Por volta de 1500, começou
novo período de
lutas internas e renovadas intervenções estrangeiras:
com Carlos VIII, herdeiro da casa de Anjou, e Luis XII da
França, estabeleceu-se novo domínio dos franceses,
expulsos em 1504. Em 1508 o papa Julio II formou a Liga de
Cambrai e pós fim ao domínio territorial de
Veneza. Em 1512 os suíços, membros da Santa
Liga criada pelo papa, ocuparam a Lombardia e expulsaram
os últimos franceses. No mesmo ano, a Liga restaurou
o poder dos Medici em Florença. Os franceses voltaram à carga
em 1515, quando Francisco I reconquistou o ducado de Milão,
mas Carlos da Áustria, que já dominava os reinos
espanhóis, foi coroado imperador do Sacro Império
em 1519. Em 1530, após conquistar Milão e saquear
Roma, tornou-se senhor da Itália.Durante a supremacia
espanhola, o reino italiano entrou em crescente declínio
econômico. A guerra intermitente com a França
recrudesceu. Carlos V entregou a Itália ao filho,
o futuro Filipe II da Espanha, e transferiu todos os direitos
imperiais sobre o território para aquele país.
Em 1542, a Inquisição foi estabelecida em Roma
e sufocou qualquer oposição política
aos papas. Os estados ainda lutavam por manter
seus privilégios.
Contudo, a Itália sofreu os efeitos econômicos
da descoberta do Novo Mundo, e perdeu a supremacia financeira
e naval.
Entre 1713 e 1748 estabeleceu-se o domínio austríaco,
marcado pelos conflitos entre Habsburgos e Bourbons. No período
entre 1748 e 1792, os principais governantes da Itália
procuraram remediar a miséria da população,
a riqueza excessiva do clero e os abusos do privilégio
senhorial. A expulsão dos jesuítas de Nápoles
1767 e o fim do tributo anual ao papa simbolizaram a emancipação
dos governantes seculares em relação ao papado.
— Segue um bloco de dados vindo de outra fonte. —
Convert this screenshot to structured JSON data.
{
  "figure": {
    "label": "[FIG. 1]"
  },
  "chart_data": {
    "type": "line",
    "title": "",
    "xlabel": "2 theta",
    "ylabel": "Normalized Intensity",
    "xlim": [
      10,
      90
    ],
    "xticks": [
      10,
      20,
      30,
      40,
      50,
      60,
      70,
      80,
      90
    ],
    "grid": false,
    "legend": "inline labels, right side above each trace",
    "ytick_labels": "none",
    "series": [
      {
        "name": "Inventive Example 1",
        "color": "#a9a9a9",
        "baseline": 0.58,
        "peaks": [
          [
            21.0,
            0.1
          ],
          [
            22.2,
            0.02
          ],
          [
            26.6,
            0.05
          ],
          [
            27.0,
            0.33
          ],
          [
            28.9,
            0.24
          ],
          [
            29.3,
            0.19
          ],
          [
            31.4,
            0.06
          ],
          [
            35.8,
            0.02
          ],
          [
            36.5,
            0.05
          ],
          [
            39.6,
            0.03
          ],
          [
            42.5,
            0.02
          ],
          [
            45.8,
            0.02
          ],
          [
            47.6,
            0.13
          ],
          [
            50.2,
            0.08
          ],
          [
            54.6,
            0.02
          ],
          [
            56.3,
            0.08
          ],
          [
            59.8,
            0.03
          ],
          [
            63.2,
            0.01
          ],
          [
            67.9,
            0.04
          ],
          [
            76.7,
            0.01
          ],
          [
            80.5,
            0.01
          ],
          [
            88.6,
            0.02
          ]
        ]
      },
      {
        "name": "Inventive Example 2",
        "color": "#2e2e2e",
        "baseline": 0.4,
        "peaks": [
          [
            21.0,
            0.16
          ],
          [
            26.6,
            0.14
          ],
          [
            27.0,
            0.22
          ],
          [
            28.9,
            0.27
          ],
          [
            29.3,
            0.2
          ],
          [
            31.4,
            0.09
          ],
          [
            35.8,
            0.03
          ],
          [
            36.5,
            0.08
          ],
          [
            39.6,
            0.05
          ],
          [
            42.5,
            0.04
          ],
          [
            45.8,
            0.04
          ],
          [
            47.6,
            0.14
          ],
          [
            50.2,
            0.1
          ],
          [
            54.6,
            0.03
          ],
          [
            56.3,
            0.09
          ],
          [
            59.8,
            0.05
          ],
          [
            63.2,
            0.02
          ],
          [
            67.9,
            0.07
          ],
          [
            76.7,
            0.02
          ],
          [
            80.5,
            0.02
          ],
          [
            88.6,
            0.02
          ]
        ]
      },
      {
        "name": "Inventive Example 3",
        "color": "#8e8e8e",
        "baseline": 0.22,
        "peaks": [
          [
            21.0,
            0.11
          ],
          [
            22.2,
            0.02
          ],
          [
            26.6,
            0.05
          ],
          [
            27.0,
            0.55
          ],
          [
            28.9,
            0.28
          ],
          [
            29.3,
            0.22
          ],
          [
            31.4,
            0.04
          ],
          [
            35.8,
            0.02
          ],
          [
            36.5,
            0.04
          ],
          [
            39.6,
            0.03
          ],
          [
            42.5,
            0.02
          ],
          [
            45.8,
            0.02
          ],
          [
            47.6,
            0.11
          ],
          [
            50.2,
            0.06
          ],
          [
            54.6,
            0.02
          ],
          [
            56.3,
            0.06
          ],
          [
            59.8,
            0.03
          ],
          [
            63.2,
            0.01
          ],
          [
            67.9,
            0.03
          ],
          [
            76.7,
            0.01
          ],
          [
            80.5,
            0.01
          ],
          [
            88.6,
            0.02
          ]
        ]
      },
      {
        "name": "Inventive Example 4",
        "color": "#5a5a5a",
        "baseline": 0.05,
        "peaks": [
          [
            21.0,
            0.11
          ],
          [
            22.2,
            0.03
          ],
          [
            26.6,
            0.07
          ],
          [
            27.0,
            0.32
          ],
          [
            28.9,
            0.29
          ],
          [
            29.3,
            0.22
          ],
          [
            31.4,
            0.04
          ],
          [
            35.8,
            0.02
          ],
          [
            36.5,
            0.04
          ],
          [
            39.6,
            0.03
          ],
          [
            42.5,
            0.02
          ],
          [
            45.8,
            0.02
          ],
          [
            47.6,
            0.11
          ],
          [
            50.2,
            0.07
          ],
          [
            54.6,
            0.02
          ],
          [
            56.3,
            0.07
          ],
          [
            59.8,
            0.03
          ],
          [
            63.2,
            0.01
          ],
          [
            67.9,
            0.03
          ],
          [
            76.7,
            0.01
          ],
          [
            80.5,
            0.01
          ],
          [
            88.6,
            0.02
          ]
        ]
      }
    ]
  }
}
As obras de intelectuais e cientistas e a popularidade da
maçonaria indicaram nova fermentação
política na Itália, às vésperas
da revolução francesa.
O Diretório, que governava a França após
a revolução, escolheu Napoleão Bonaparte
para comandar as forças da Itália. Este, em
rápida campanha, derrotou as forças piemontesas
e conquistou Parma, Módena, Milão e Nápoles;
logo depois, invadiu os territórios papais em Bolonha
e Ferrara. Em meio a rebeliões, Napoleão reorganizou
a península e criou as repúblicas Cisalpina
(ao norte), Cispadana (Reggio nell´Emilia, Módena)
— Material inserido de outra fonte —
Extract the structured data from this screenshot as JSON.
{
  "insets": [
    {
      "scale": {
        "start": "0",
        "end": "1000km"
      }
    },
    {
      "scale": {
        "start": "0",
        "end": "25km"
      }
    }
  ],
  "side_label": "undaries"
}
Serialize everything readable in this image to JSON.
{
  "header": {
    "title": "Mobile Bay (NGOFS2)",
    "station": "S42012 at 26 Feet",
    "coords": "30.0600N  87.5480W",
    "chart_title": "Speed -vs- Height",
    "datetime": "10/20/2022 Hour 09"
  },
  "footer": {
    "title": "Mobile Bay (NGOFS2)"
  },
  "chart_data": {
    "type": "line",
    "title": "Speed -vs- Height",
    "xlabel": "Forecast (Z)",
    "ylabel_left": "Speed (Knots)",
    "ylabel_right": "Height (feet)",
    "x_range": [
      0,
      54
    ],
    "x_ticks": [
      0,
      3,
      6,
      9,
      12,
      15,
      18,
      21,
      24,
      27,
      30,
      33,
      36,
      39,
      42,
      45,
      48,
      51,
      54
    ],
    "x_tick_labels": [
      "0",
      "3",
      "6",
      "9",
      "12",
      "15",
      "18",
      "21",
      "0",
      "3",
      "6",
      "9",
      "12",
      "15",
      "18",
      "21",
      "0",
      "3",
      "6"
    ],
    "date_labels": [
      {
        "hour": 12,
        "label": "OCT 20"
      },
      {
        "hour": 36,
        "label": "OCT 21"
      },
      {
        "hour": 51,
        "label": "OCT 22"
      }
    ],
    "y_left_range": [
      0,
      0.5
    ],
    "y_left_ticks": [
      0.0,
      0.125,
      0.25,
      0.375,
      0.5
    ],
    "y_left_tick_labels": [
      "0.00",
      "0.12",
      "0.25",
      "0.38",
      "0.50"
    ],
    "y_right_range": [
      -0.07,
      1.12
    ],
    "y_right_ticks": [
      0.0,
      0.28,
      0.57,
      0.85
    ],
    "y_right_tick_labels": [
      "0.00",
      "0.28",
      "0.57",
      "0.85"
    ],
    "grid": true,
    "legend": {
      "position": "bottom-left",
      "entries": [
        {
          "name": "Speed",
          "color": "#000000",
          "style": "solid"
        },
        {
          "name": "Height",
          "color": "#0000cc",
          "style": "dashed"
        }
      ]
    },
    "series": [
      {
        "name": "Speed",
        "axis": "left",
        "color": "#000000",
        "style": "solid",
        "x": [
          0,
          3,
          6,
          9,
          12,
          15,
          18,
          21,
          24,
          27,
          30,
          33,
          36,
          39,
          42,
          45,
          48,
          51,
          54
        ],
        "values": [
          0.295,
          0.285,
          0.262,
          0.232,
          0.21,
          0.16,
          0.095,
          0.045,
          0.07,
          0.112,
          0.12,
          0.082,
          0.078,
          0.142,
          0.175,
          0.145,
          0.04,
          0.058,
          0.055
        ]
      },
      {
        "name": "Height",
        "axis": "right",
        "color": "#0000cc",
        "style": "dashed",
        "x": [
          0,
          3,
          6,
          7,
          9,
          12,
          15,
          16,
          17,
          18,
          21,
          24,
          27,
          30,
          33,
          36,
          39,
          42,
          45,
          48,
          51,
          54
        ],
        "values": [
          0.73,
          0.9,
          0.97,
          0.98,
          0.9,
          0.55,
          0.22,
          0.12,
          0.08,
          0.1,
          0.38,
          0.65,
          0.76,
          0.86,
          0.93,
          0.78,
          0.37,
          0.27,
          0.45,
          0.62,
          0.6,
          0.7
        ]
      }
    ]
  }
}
e Partenopéia (Nápoles). Por um breve período,
exércitos austro-russos derrotaram os franceses e
derrubaram as repúblicas, novamente restauradas por
Napoleão a partir de 1800. Continua na próxima edição.
PROVERBI
Davanti ai mussi, drio ai canoni,
distante dai superiori.
(Na frente dos burros, atrás dos canhões e
distante dos superiores.)
Tutti i can mena la coa e tutti i minchioni vol dir la soa.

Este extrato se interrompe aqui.